Mondial des Volcans 2013 — photo by Jacpetanque (Jac Verheul)

For more information, see the Mondial’s web site and its Facebook page. There are also a few (not many) YouTube videos. For a couple of nice photos of the first Mondial, look HERE.


Shooting practice with a wiffle baseball

Here is an easy and inexpensive way to make a very effective target for shooting practice.

  • Buy a 5- or 6-foot length of light bungee cord (elastic cord) at your local hardware store. (Lightly melt the ends with a match or soldering iron to keep the ends from fraying.)
  • On your practice area, lay out the bungee cord in the same way that you would lay out boundary strings for a marked terrain, stringing it between nails driven into the ground. Pull the bungee cord tight enough to keep it straight, but don’t stretch it.
  • Buy a wiffle ball (baseball size, not softball size). Mine cost $2.50.
  • Use some string to tie the wiffle ball to the middle of the bungee cord.

That’s it. You’re ready to start your shooting practice. You can see that the wiffle baseball is almost exactly the same size as a petanque boule. Here’s a short Youtube video that shows how the wiffle ball acts when hit.

You can do the same thing with a real boule, but it is more difficult to do, and I personnally think it is quite clumsy compared to a wiffle ball.


Measuring your skill level

It would be useful to have a simple, standard method for assigning a numeric value to a player’s skill level. A player could measure his (or her) improvement as he (or she) practices. Players seeking partners for a competition could use the measurements to help them find suitable partners. The method could also be used to measure the skill-level of a team before the start of a competition. With such measurements available, a competition organizer could seed teams without playing qualifying rounds.

Here is one way it might be done. There could be two measures, one for pointing and one for shooting. A target circle would be drawn on the ground. It would be 1 meter in diameter. A throwing circle would be placed 8 meters from the target circle. The terrain should be as similar as possible to the terrain that a player would encounter in a competition.

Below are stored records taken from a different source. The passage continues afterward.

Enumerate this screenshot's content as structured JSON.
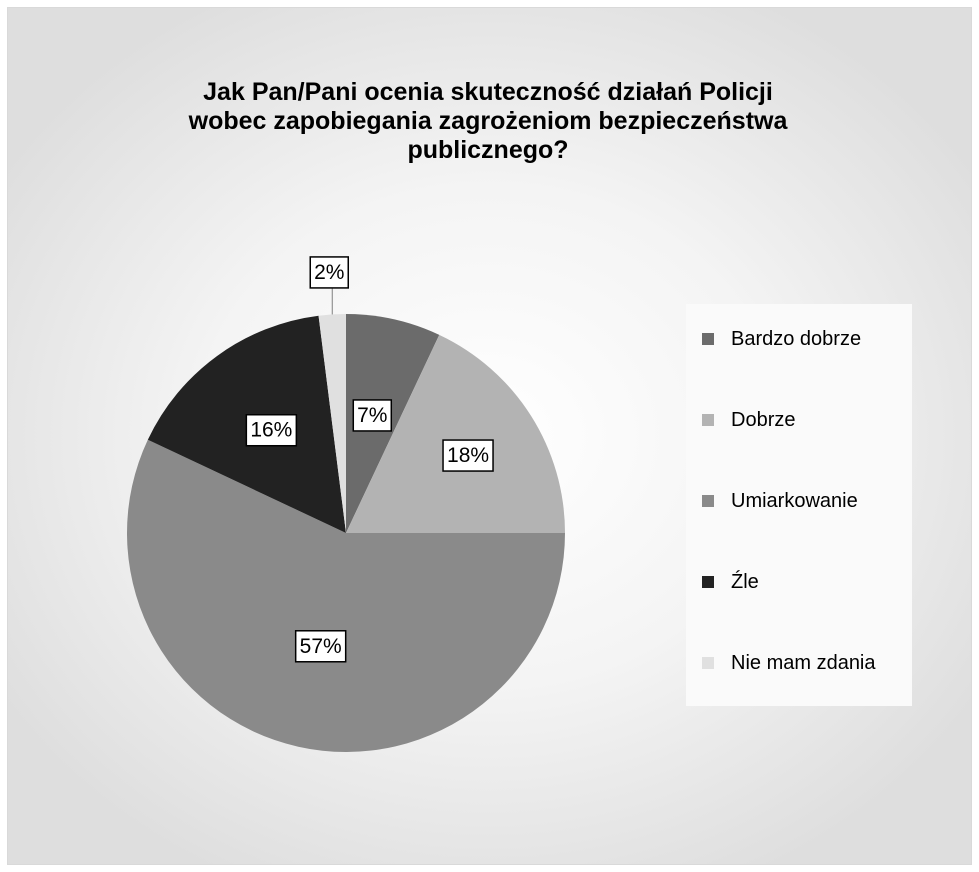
{
  "chart_data": {
    "type": "pie",
    "title": "Jak Pan/Pani ocenia skuteczność działań Policji\nwobec zapobiegania zagrożeniom bezpieczeństwa\npublicznego?",
    "categories": [
      "Bardzo dobrze",
      "Dobrze",
      "Umiarkowanie",
      "Źle",
      "Nie mam zdania"
    ],
    "values": [
      7,
      18,
      57,
      16,
      2
    ],
    "labels": [
      "7%",
      "18%",
      "57%",
      "16%",
      "2%"
    ],
    "colors": [
      "#6b6b6b",
      "#b3b3b3",
      "#8a8a8a",
      "#222222",
      "#e0e0e0"
    ],
    "legend": "right"
  }
}
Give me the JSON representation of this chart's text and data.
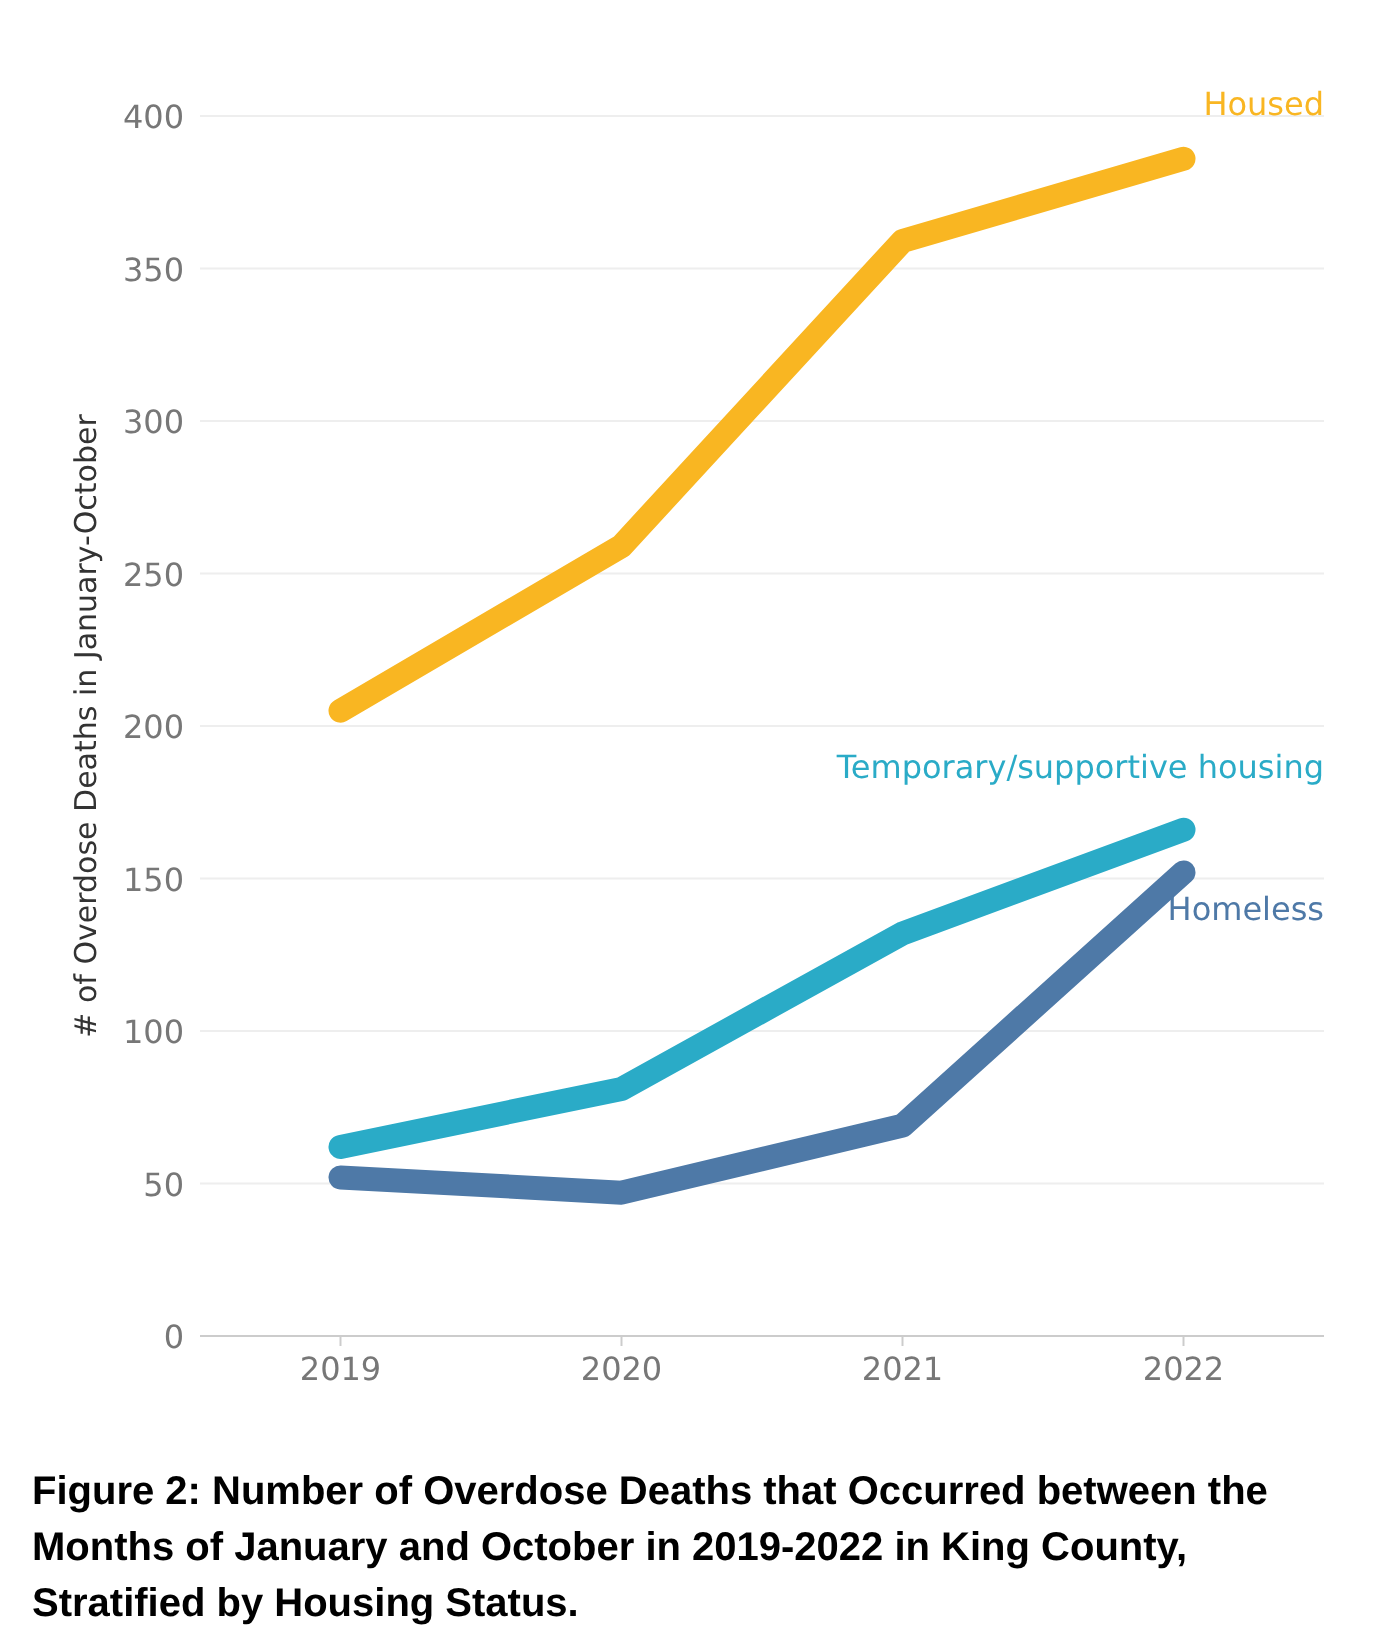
{
  "chart_data": {
    "type": "line",
    "ylabel": "# of Overdose Deaths in January-October",
    "categories": [
      "2019",
      "2020",
      "2021",
      "2022"
    ],
    "series": [
      {
        "name": "Housed",
        "color": "#f9b622",
        "values": [
          205,
          259,
          359,
          386
        ]
      },
      {
        "name": "Temporary/supportive housing",
        "color": "#2aabc7",
        "values": [
          62,
          81,
          132,
          166
        ]
      },
      {
        "name": "Homeless",
        "color": "#4e79a7",
        "values": [
          52,
          47,
          69,
          152
        ]
      }
    ],
    "ylim": [
      0,
      400
    ],
    "yticks": [
      0,
      50,
      100,
      150,
      200,
      250,
      300,
      350,
      400
    ],
    "grid": "y",
    "marker": "none",
    "line_style": "solid",
    "annotations": [
      "Figure 2: Number of Overdose Deaths that Occurred between the Months of January and October in 2019-2022 in King County, Stratified by Housing Status."
    ]
  }
}
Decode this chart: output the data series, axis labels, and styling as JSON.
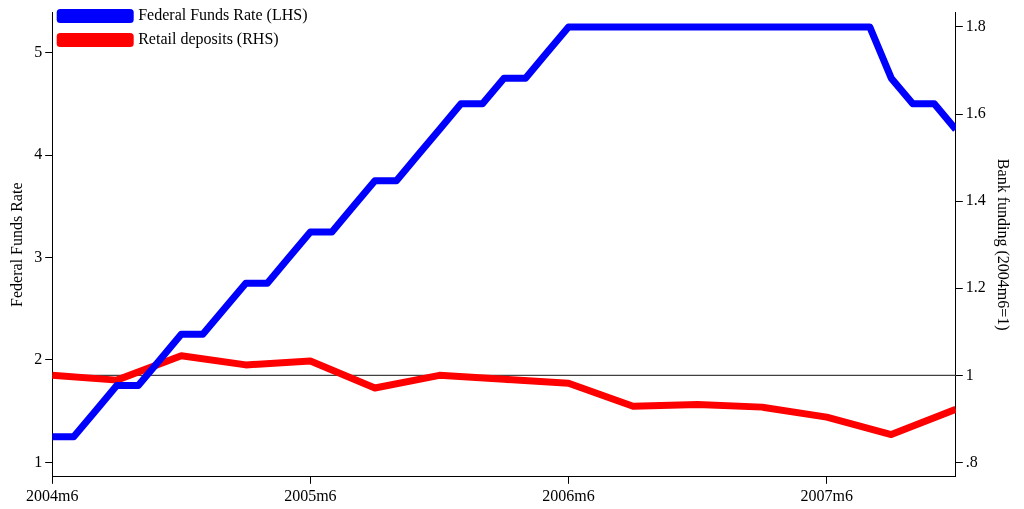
{
  "chart_data": {
    "type": "line",
    "ylabel": "Federal Funds Rate",
    "y2label": "Bank funding (2004m6=1)",
    "xlim": [
      "2004-06",
      "2007-12"
    ],
    "xticks": [
      {
        "value": "2004-06",
        "label": "2004m6"
      },
      {
        "value": "2005-06",
        "label": "2005m6"
      },
      {
        "value": "2006-06",
        "label": "2006m6"
      },
      {
        "value": "2007-06",
        "label": "2007m6"
      }
    ],
    "ylim": [
      0.86,
      5.39
    ],
    "yticks": [
      1,
      2,
      3,
      4,
      5
    ],
    "y2lim": [
      0.767,
      1.833
    ],
    "y2ticks": [
      {
        "value": 0.8,
        "label": ".8"
      },
      1,
      1.2,
      1.4,
      1.6,
      1.8
    ],
    "series": [
      {
        "name": "Federal Funds Rate (LHS)",
        "color": "#0000ff",
        "x": [
          "2004-06",
          "2004-07",
          "2004-08",
          "2004-09",
          "2004-10",
          "2004-11",
          "2004-12",
          "2005-01",
          "2005-02",
          "2005-03",
          "2005-04",
          "2005-05",
          "2005-06",
          "2005-07",
          "2005-08",
          "2005-09",
          "2005-10",
          "2005-11",
          "2005-12",
          "2006-01",
          "2006-02",
          "2006-03",
          "2006-04",
          "2006-05",
          "2006-06",
          "2006-07",
          "2006-08",
          "2006-09",
          "2006-10",
          "2006-11",
          "2006-12",
          "2007-01",
          "2007-02",
          "2007-03",
          "2007-04",
          "2007-05",
          "2007-06",
          "2007-07",
          "2007-08",
          "2007-09",
          "2007-10",
          "2007-11",
          "2007-12"
        ],
        "values": [
          1.25,
          1.25,
          1.5,
          1.75,
          1.75,
          2.0,
          2.25,
          2.25,
          2.5,
          2.75,
          2.75,
          3.0,
          3.25,
          3.25,
          3.5,
          3.75,
          3.75,
          4.0,
          4.25,
          4.5,
          4.5,
          4.75,
          4.75,
          5.0,
          5.25,
          5.25,
          5.25,
          5.25,
          5.25,
          5.25,
          5.25,
          5.25,
          5.25,
          5.25,
          5.25,
          5.25,
          5.25,
          5.25,
          5.25,
          4.75,
          4.5,
          4.5,
          4.25
        ]
      },
      {
        "name": "Retail deposits (RHS)",
        "color": "#ff0000",
        "axis": "y2",
        "x": [
          "2004-06",
          "2004-09",
          "2004-12",
          "2005-03",
          "2005-06",
          "2005-09",
          "2005-12",
          "2006-03",
          "2006-06",
          "2006-09",
          "2006-12",
          "2007-03",
          "2007-06",
          "2007-09",
          "2007-12"
        ],
        "values": [
          1.0,
          0.989,
          1.045,
          1.024,
          1.033,
          0.971,
          1.0,
          0.991,
          0.982,
          0.929,
          0.933,
          0.927,
          0.904,
          0.864,
          0.922
        ]
      }
    ],
    "ref_lines": [
      {
        "axis": "y2",
        "value": 1,
        "color": "#404040"
      }
    ],
    "legend": "top left",
    "grid": false,
    "marker": "none",
    "line_style": "solid"
  }
}
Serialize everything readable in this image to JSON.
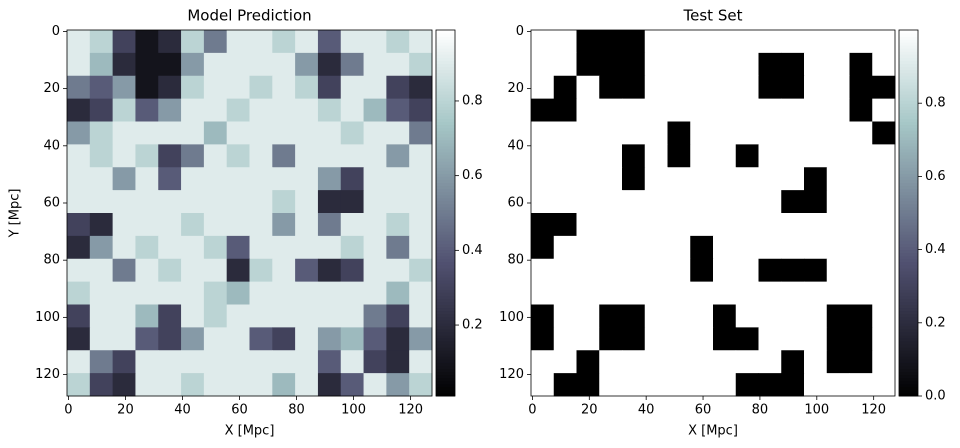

  • A successful pointing throw is one in which the thrown boule rolls to a stop inside the circle.
  • A successful shooting throw is one in which the thrown boule hits and knocks a target boule (located in the center of the target circle) out of the circle. A shooting attempt is NOT considered successful if the thrown boule hits the ground outside of the target circle before hitting the target boule.

If any part of a boule or divot overlaps the target circle, the boule or divot is considered to be inside the circle.

A player’s score (as a pointer or a shooter) is expressed as a percentage— the number of successful throws compared to the total number of throws. For the number to be precise enough to be useful, there must have been at least 20 throws.

With these measures in mind, a player might express his skill level as 80/5 (80% successful as a pointer, and 5% successful as a shooter) or 90/60 (90% successful as a pointer, and 60% successful as a shooter), and so on.

The easiest way to make the measurements is with two people. While one person throws, the other resets the target area between throws and tosses the thrown boules back to the thrower.

Admittedly, such measurements would be very rough. Still, I think even such rough measurements would be useful. I can also imagine that it might be useful to have these measurements at a shorter or longer distance, so a player might rate himself 90/60 at 7 meters, or 75/20 at 9 meters, and so on.